在尾部关联记忆学习任务中,Muon算法表现优于Adam算法。
Muon Outperforms Adam in Tail-End Associative Memory Learning
September 30, 2025
作者: Shuche Wang, Fengzhuo Zhang, Jiaxiang Li, Cunxiao Du, Chao Du, Tianyu Pang, Zhuoran Yang, Mingyi Hong, Vincent Y. F. Tan
cs.AI
摘要
Muon优化器在训练大规模语言模型(LLMs)时始终比Adam更快,但其成功背后的机制尚不明确。本文通过联想记忆的视角揭示了这一机制。通过消融Muon优化的Transformer组件,我们发现LLMs的联想记忆参数,即Value和Output(VO)注意力权重及前馈网络(FFNs),是Muon优越性的主要贡献者。基于这一联想记忆视角,我们进一步解释了Muon在现实世界语料库上的优势,这些语料库本质上具有重尾特性:少数类别(尾部类别)的出现频率远低于其他类别。Muon的优越性通过两个关键属性得以解释:(i)其更新规则始终产生比Adam更各向同性的奇异谱;(ii)在重尾数据上,它比Adam更有效地优化尾部类别。除实证证据外,我们通过分析类别不平衡数据下的单层联想记忆模型,从理论上验证了这些发现。我们证明,无论特征嵌入如何,Muon始终能在各类别间实现均衡学习,而Adam则可能因嵌入特性导致学习误差的巨大差异。总之,我们的实证观察与理论分析揭示了Muon的核心优势:其更新规则与线性联想记忆的外积结构相一致,使得在重尾分布中对尾部类别的学习比Adam更为均衡和有效。
English
The Muon optimizer is consistently faster than Adam in training Large
Language Models (LLMs), yet the mechanism underlying its success remains
unclear. This paper demystifies this mechanism through the lens of associative
memory. By ablating the transformer components optimized by Muon, we reveal
that the associative memory parameters of LLMs, namely the Value and Output
(VO) attention weights and Feed-Forward Networks (FFNs), are the primary
contributors to Muon's superiority. Motivated by this associative memory view,
we then explain Muon's superiority on real-world corpora, which are
intrinsically heavy-tailed: a few classes (tail classes) appear far less
frequently than others.
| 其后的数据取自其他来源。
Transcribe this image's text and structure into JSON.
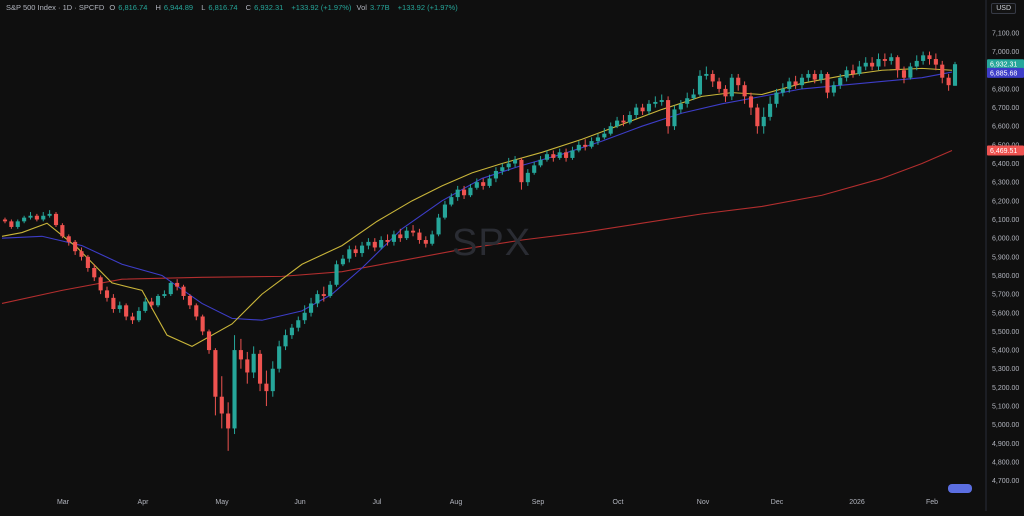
{
  "legend": {
    "symbol": "S&P 500 Index · 1D · SPCFD",
    "open_label": "O",
    "open": "6,816.74",
    "high_label": "H",
    "high": "6,944.89",
    "low_label": "L",
    "low": "6,816.74",
    "close_label": "C",
    "close": "6,932.31",
    "change": "+133.92 (+1.97%)",
    "vol_label": "Vol",
    "vol": "3.77B",
    "vol_change": "+133.92 (+1.97%)"
  },
  "currency": "USD",
  "watermark": "SPX",
  "colors": {
    "up": "#26a69a",
    "down": "#ef5350",
    "ma20": "#c9b53a",
    "ma50": "#3d3dc8",
    "ma200": "#b22e2e",
    "background": "#0f0f0f",
    "axis_text": "#b2b5be"
  },
  "chart_data": {
    "type": "candlestick",
    "ylim": [
      4650,
      7180
    ],
    "y_ticks": [
      4700,
      4800,
      4900,
      5000,
      5100,
      5200,
      5300,
      5400,
      5500,
      5600,
      5700,
      5800,
      5900,
      6000,
      6100,
      6200,
      6300,
      6400,
      6500,
      6600,
      6700,
      6800,
      6900,
      7000,
      7100
    ],
    "x_labels": [
      "Mar",
      "Apr",
      "May",
      "Jun",
      "Jul",
      "Aug",
      "Sep",
      "Oct",
      "Nov",
      "Dec",
      "2026",
      "Feb"
    ],
    "badges": [
      {
        "value": "6,932.31",
        "color": "#26a69a"
      },
      {
        "value": "6,885.68",
        "color": "#3d3dc8"
      },
      {
        "value": "6,469.51",
        "color": "#ef5350"
      }
    ],
    "ma20": [
      [
        0,
        6010
      ],
      [
        20,
        6030
      ],
      [
        45,
        6080
      ],
      [
        75,
        5950
      ],
      [
        110,
        5760
      ],
      [
        140,
        5720
      ],
      [
        165,
        5480
      ],
      [
        190,
        5420
      ],
      [
        230,
        5540
      ],
      [
        260,
        5700
      ],
      [
        300,
        5860
      ],
      [
        340,
        5960
      ],
      [
        375,
        6090
      ],
      [
        410,
        6200
      ],
      [
        440,
        6280
      ],
      [
        470,
        6350
      ],
      [
        500,
        6400
      ],
      [
        540,
        6460
      ],
      [
        580,
        6530
      ],
      [
        620,
        6610
      ],
      [
        660,
        6690
      ],
      [
        700,
        6760
      ],
      [
        730,
        6780
      ],
      [
        760,
        6770
      ],
      [
        800,
        6830
      ],
      [
        840,
        6870
      ],
      [
        880,
        6900
      ],
      [
        920,
        6910
      ],
      [
        950,
        6900
      ]
    ],
    "ma50": [
      [
        0,
        6000
      ],
      [
        40,
        6010
      ],
      [
        80,
        5960
      ],
      [
        120,
        5860
      ],
      [
        160,
        5800
      ],
      [
        200,
        5650
      ],
      [
        230,
        5570
      ],
      [
        260,
        5560
      ],
      [
        300,
        5610
      ],
      [
        330,
        5700
      ],
      [
        360,
        5840
      ],
      [
        400,
        6050
      ],
      [
        440,
        6200
      ],
      [
        480,
        6320
      ],
      [
        520,
        6390
      ],
      [
        560,
        6450
      ],
      [
        600,
        6520
      ],
      [
        640,
        6600
      ],
      [
        680,
        6670
      ],
      [
        720,
        6720
      ],
      [
        760,
        6760
      ],
      [
        800,
        6800
      ],
      [
        840,
        6820
      ],
      [
        880,
        6840
      ],
      [
        920,
        6860
      ],
      [
        950,
        6890
      ]
    ],
    "ma200": [
      [
        0,
        5650
      ],
      [
        60,
        5720
      ],
      [
        120,
        5780
      ],
      [
        200,
        5790
      ],
      [
        280,
        5795
      ],
      [
        340,
        5820
      ],
      [
        400,
        5880
      ],
      [
        460,
        5940
      ],
      [
        520,
        5990
      ],
      [
        580,
        6030
      ],
      [
        640,
        6080
      ],
      [
        700,
        6130
      ],
      [
        760,
        6170
      ],
      [
        820,
        6230
      ],
      [
        880,
        6320
      ],
      [
        920,
        6400
      ],
      [
        950,
        6470
      ]
    ],
    "candles": [
      [
        6100,
        6090,
        6110,
        6080
      ],
      [
        6090,
        6060,
        6100,
        6050
      ],
      [
        6060,
        6090,
        6100,
        6050
      ],
      [
        6090,
        6110,
        6120,
        6080
      ],
      [
        6110,
        6120,
        6140,
        6100
      ],
      [
        6120,
        6100,
        6130,
        6090
      ],
      [
        6100,
        6120,
        6140,
        6090
      ],
      [
        6120,
        6130,
        6150,
        6110
      ],
      [
        6130,
        6070,
        6140,
        6060
      ],
      [
        6070,
        6010,
        6080,
        6000
      ],
      [
        6010,
        5980,
        6020,
        5960
      ],
      [
        5980,
        5930,
        5990,
        5910
      ],
      [
        5930,
        5900,
        5950,
        5880
      ],
      [
        5900,
        5840,
        5910,
        5820
      ],
      [
        5840,
        5790,
        5860,
        5770
      ],
      [
        5790,
        5720,
        5800,
        5700
      ],
      [
        5720,
        5680,
        5740,
        5660
      ],
      [
        5680,
        5620,
        5700,
        5600
      ],
      [
        5620,
        5640,
        5660,
        5600
      ],
      [
        5640,
        5580,
        5650,
        5560
      ],
      [
        5580,
        5560,
        5600,
        5540
      ],
      [
        5560,
        5610,
        5630,
        5550
      ],
      [
        5610,
        5660,
        5680,
        5600
      ],
      [
        5660,
        5640,
        5680,
        5620
      ],
      [
        5640,
        5690,
        5700,
        5630
      ],
      [
        5690,
        5700,
        5720,
        5680
      ],
      [
        5700,
        5760,
        5770,
        5690
      ],
      [
        5760,
        5740,
        5780,
        5720
      ],
      [
        5740,
        5690,
        5750,
        5670
      ],
      [
        5690,
        5640,
        5700,
        5620
      ],
      [
        5640,
        5580,
        5650,
        5560
      ],
      [
        5580,
        5500,
        5590,
        5480
      ],
      [
        5500,
        5400,
        5510,
        5380
      ],
      [
        5400,
        5150,
        5410,
        5050
      ],
      [
        5150,
        5060,
        5260,
        4980
      ],
      [
        5060,
        4980,
        5120,
        4860
      ],
      [
        4980,
        5400,
        5480,
        4950
      ],
      [
        5400,
        5350,
        5460,
        5300
      ],
      [
        5350,
        5280,
        5390,
        5220
      ],
      [
        5280,
        5380,
        5420,
        5250
      ],
      [
        5380,
        5220,
        5400,
        5180
      ],
      [
        5220,
        5180,
        5290,
        5100
      ],
      [
        5180,
        5300,
        5340,
        5150
      ],
      [
        5300,
        5420,
        5450,
        5280
      ],
      [
        5420,
        5480,
        5510,
        5400
      ],
      [
        5480,
        5520,
        5540,
        5460
      ],
      [
        5520,
        5560,
        5580,
        5500
      ],
      [
        5560,
        5600,
        5640,
        5540
      ],
      [
        5600,
        5650,
        5680,
        5580
      ],
      [
        5650,
        5700,
        5720,
        5630
      ],
      [
        5700,
        5690,
        5740,
        5660
      ],
      [
        5690,
        5750,
        5770,
        5680
      ],
      [
        5750,
        5860,
        5880,
        5740
      ],
      [
        5860,
        5890,
        5910,
        5850
      ],
      [
        5890,
        5940,
        5960,
        5870
      ],
      [
        5940,
        5920,
        5960,
        5900
      ],
      [
        5920,
        5960,
        5980,
        5900
      ],
      [
        5960,
        5980,
        6000,
        5940
      ],
      [
        5980,
        5950,
        6000,
        5930
      ],
      [
        5950,
        5990,
        6010,
        5940
      ],
      [
        5990,
        5980,
        6020,
        5960
      ],
      [
        5980,
        6020,
        6040,
        5960
      ],
      [
        6020,
        6000,
        6050,
        5980
      ],
      [
        6000,
        6040,
        6060,
        5990
      ],
      [
        6040,
        6030,
        6070,
        6010
      ],
      [
        6030,
        5990,
        6050,
        5970
      ],
      [
        5990,
        5970,
        6010,
        5950
      ],
      [
        5970,
        6020,
        6040,
        5960
      ],
      [
        6020,
        6110,
        6130,
        6010
      ],
      [
        6110,
        6180,
        6200,
        6100
      ],
      [
        6180,
        6220,
        6240,
        6170
      ],
      [
        6220,
        6260,
        6280,
        6200
      ],
      [
        6260,
        6230,
        6280,
        6210
      ],
      [
        6230,
        6270,
        6290,
        6220
      ],
      [
        6270,
        6300,
        6320,
        6260
      ],
      [
        6300,
        6280,
        6320,
        6260
      ],
      [
        6280,
        6320,
        6340,
        6270
      ],
      [
        6320,
        6360,
        6380,
        6300
      ],
      [
        6360,
        6380,
        6400,
        6340
      ],
      [
        6380,
        6400,
        6430,
        6360
      ],
      [
        6400,
        6420,
        6440,
        6380
      ],
      [
        6420,
        6300,
        6430,
        6260
      ],
      [
        6300,
        6350,
        6370,
        6280
      ],
      [
        6350,
        6390,
        6410,
        6340
      ],
      [
        6390,
        6420,
        6440,
        6380
      ],
      [
        6420,
        6450,
        6470,
        6410
      ],
      [
        6450,
        6430,
        6470,
        6410
      ],
      [
        6430,
        6460,
        6480,
        6420
      ],
      [
        6460,
        6430,
        6480,
        6410
      ],
      [
        6430,
        6470,
        6490,
        6420
      ],
      [
        6470,
        6500,
        6520,
        6460
      ],
      [
        6500,
        6490,
        6530,
        6470
      ],
      [
        6490,
        6520,
        6540,
        6480
      ],
      [
        6520,
        6540,
        6560,
        6500
      ],
      [
        6540,
        6560,
        6590,
        6530
      ],
      [
        6560,
        6600,
        6620,
        6550
      ],
      [
        6600,
        6630,
        6650,
        6590
      ],
      [
        6630,
        6620,
        6660,
        6600
      ],
      [
        6620,
        6660,
        6680,
        6610
      ],
      [
        6660,
        6700,
        6720,
        6640
      ],
      [
        6700,
        6680,
        6720,
        6660
      ],
      [
        6680,
        6720,
        6740,
        6660
      ],
      [
        6720,
        6730,
        6760,
        6700
      ],
      [
        6730,
        6740,
        6770,
        6710
      ],
      [
        6740,
        6600,
        6760,
        6560
      ],
      [
        6600,
        6690,
        6710,
        6580
      ],
      [
        6690,
        6720,
        6740,
        6670
      ],
      [
        6720,
        6750,
        6780,
        6700
      ],
      [
        6750,
        6770,
        6800,
        6740
      ],
      [
        6770,
        6870,
        6900,
        6760
      ],
      [
        6870,
        6880,
        6920,
        6850
      ],
      [
        6880,
        6840,
        6900,
        6810
      ],
      [
        6840,
        6800,
        6860,
        6780
      ],
      [
        6800,
        6760,
        6820,
        6730
      ],
      [
        6760,
        6860,
        6880,
        6740
      ],
      [
        6860,
        6820,
        6880,
        6790
      ],
      [
        6820,
        6760,
        6840,
        6720
      ],
      [
        6760,
        6700,
        6780,
        6660
      ],
      [
        6700,
        6600,
        6720,
        6560
      ],
      [
        6600,
        6650,
        6700,
        6560
      ],
      [
        6650,
        6720,
        6760,
        6630
      ],
      [
        6720,
        6780,
        6800,
        6700
      ],
      [
        6780,
        6800,
        6830,
        6760
      ],
      [
        6800,
        6840,
        6860,
        6780
      ],
      [
        6840,
        6820,
        6870,
        6800
      ],
      [
        6820,
        6860,
        6880,
        6800
      ],
      [
        6860,
        6880,
        6900,
        6840
      ],
      [
        6880,
        6850,
        6900,
        6830
      ],
      [
        6850,
        6880,
        6900,
        6830
      ],
      [
        6880,
        6780,
        6890,
        6750
      ],
      [
        6780,
        6820,
        6840,
        6760
      ],
      [
        6820,
        6860,
        6880,
        6800
      ],
      [
        6860,
        6900,
        6920,
        6840
      ],
      [
        6900,
        6880,
        6930,
        6860
      ],
      [
        6880,
        6920,
        6950,
        6870
      ],
      [
        6920,
        6940,
        6970,
        6900
      ],
      [
        6940,
        6920,
        6970,
        6900
      ],
      [
        6920,
        6960,
        6990,
        6900
      ],
      [
        6960,
        6950,
        6990,
        6920
      ],
      [
        6950,
        6970,
        6990,
        6930
      ],
      [
        6970,
        6900,
        6980,
        6860
      ],
      [
        6900,
        6860,
        6920,
        6830
      ],
      [
        6860,
        6920,
        6940,
        6850
      ],
      [
        6920,
        6950,
        6980,
        6900
      ],
      [
        6950,
        6980,
        7000,
        6930
      ],
      [
        6980,
        6960,
        7000,
        6930
      ],
      [
        6960,
        6930,
        6990,
        6900
      ],
      [
        6930,
        6860,
        6950,
        6830
      ],
      [
        6860,
        6820,
        6880,
        6790
      ],
      [
        6816.74,
        6932.31,
        6944.89,
        6816.74
      ]
    ]
  }
}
The superiority is explained through two key
properties: (i) its update rule consistently yields a more isotropic singular
spectrum than Adam; and as a result, (ii) on heavy-tailed data, it optimizes
tail classes more effectively than Adam. Beyond empirical evidence, we
theoretically confirm these findings by analyzing a one-layer associative
memory model under class-imbalanced data. We prove that Muon consistently
achieves balanced learning across classes regardless of feature embeddings,
whereas Adam can induce large disparities in learning errors depending on
embedding properties. In summary, our empirical observations and theoretical
analyses reveal Muon's core advantage: its update rule aligns with the
outer-product structure of linear associative memories, enabling more balanced
and effective learning of tail classes in heavy-tailed distributions than Adam.